"Moje ciało mnie nie zawiodło". Tak wygląda kobieta po trzech cesarkach
Jacqueline jest szczęśliwą matką trójki dzieci. Wszystkie jej porody odbyły się przez cesarskie cięcie. Każdy z nich zostawił na ciele kobiety blizny, których nie da się już usunąć. Czy gdyby mogła cofnąć czas, nie zdecydowałaby się na trzy ciążę? Nie.
Twierdzi, że ślady dodają jej brzuchowi uroku. Patrząc na nie, Jacqueline przypomina sobie jak wiele w życiu już osiągnęła. Urodziła trójkę wspaniałych maluchów. Kobieta akceptuje każdy fragment swojego ciała.
Właśnie dlatego stała się bohaterką sesji "Moje ciało mnie nie zawiodło", której celem jest pomoc innym matkom w pokochaniu siebie na nowo po porodzie.
Każda kobieta powinna obejrzeć te zdjęcia.
Na kolejnym slajdzie obejrzysz WIDEO.
Zobacz też: Filip Chajzer: Takie uzależnienie to dobre uzależnienie
Odważna sesja Jacqueline
"Po raz pierwszy sfotografowałam tę matkę w 2015 roku. Teraz odwiedziłam ją ponownie. Zrobiłam zdjęcia ciału, które przeszło trzy cesarskie cięcia. Miała jeszcze wtedy szwy po zabiegu. Jej ciało nie zawiodło.
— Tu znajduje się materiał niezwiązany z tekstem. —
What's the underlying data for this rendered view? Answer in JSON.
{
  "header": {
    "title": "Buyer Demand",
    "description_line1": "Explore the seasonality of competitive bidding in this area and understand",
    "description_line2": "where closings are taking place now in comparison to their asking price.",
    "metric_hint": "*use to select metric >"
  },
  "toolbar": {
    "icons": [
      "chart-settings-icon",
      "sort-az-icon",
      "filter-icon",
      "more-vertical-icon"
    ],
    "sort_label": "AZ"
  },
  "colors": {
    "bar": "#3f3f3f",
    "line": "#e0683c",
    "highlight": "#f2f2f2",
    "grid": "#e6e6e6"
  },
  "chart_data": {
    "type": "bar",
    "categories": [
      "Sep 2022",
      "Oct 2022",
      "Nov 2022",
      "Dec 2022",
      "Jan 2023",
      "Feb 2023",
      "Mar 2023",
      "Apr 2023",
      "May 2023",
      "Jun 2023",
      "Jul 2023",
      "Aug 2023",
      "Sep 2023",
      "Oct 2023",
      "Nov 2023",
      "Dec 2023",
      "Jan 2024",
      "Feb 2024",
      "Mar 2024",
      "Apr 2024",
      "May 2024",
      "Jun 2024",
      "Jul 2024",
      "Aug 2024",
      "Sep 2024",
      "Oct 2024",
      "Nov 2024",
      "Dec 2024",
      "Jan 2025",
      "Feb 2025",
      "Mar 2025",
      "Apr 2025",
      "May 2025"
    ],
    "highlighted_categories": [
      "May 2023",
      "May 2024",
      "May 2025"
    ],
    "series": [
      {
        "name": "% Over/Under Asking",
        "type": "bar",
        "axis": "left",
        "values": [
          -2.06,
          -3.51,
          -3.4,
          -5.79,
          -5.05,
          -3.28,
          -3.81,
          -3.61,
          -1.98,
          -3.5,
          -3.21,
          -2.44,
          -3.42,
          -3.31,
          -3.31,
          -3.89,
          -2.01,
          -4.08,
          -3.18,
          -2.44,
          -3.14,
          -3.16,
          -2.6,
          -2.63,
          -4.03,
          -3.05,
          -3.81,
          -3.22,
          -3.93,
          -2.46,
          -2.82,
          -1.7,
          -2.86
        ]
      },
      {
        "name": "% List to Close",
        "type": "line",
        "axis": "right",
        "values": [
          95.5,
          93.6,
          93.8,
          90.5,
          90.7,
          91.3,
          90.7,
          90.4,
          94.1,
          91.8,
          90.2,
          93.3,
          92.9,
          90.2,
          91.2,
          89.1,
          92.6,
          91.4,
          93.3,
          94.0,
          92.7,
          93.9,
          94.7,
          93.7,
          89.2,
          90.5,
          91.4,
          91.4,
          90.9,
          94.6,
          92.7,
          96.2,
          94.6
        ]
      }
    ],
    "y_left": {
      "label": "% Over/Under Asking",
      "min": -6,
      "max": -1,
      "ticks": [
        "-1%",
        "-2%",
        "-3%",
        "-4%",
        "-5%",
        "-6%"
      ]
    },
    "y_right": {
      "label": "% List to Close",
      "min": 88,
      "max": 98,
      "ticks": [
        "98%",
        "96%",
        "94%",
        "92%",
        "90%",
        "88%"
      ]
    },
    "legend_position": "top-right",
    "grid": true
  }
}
Twoje też nie" - czytamy na stronie Natalie McCain, autorki zdjęć.
Fotografka ma nadzieję, że zdjęcia dadzą do myślenia kobietom, które borykają się z akceptacją swojego ciała po cesarskim cięciu.
Mówili, że będę mieć problemy z zajściem w ciążę
"Gdy miałam 24 lata, lekarze stwierdzili nieprawidłowości w moim układzie rozrodczym. Przeżyłam miesiące badań, wizyt u lekarzy. Byłam nawet u onkologa i chirurga. W mojej rodzinie od wielu lat pojawia się rak jajnika. Do tej pory nikt nie potrafi dokładnie powiedzieć, dlaczego tak się dzieje" - zaczyna swą opowieść Jacqueline, bohaterki sesji.
Jak dodaje: "Lekarze wykluczyli u mnie nowotwór. Zdiagnozowano jednak agresywną endometriozę. Po zabiegu została mi blizna od brzucha do miednicy".
Postanowiłam zawalczyć o bycie matką
"Mi i mojemu mężowi powiedziano, że trudno będzie nam zajść w ciążę. Lekarz dodał, że kiedyś będę musiała pożegnać się z drugim jajnikiem. Pomimo wszystko, postanowiliśmy zawalczyć o dzieci. I to o czwórkę. Z endometriozą trzeba szybko podejmować decyzje" - wspomina Jacqueline.
"Cztery lata staraliśmy się o naszą pierwszą córkę. Musiała przyjść na świat przez cesarskie cięcie. Nie planowałam tego, chciałam rodzić naturalnie. Wtedy usłyszałam od kogoś, że moje ciało mnie nie zawiodło" - dodaje matka.
Ciało, które wiele przeżyło
"To ciało, które przeżyło wiele operacji, walkę z endometriozą i trzy cesarskie cięcia. To wiele jak na jedną osobę. Ale nie zawiodło mnie. Moje dzieci żyją, ja żyję. I nikt mi tego nie zabierze" - dodaje Jacqueline.
U kobiety wszystko zaczęło się od blizny pooperacyjnej. To skutek zabiegu, w trakcie którego lekarze stwierdzili, że Jacqueline będzie miała duże problemy z zajściem w ciążę. Teraz obok blizny, która symbolizowała smutek, znajdują się inne – symbole macierzyństwa.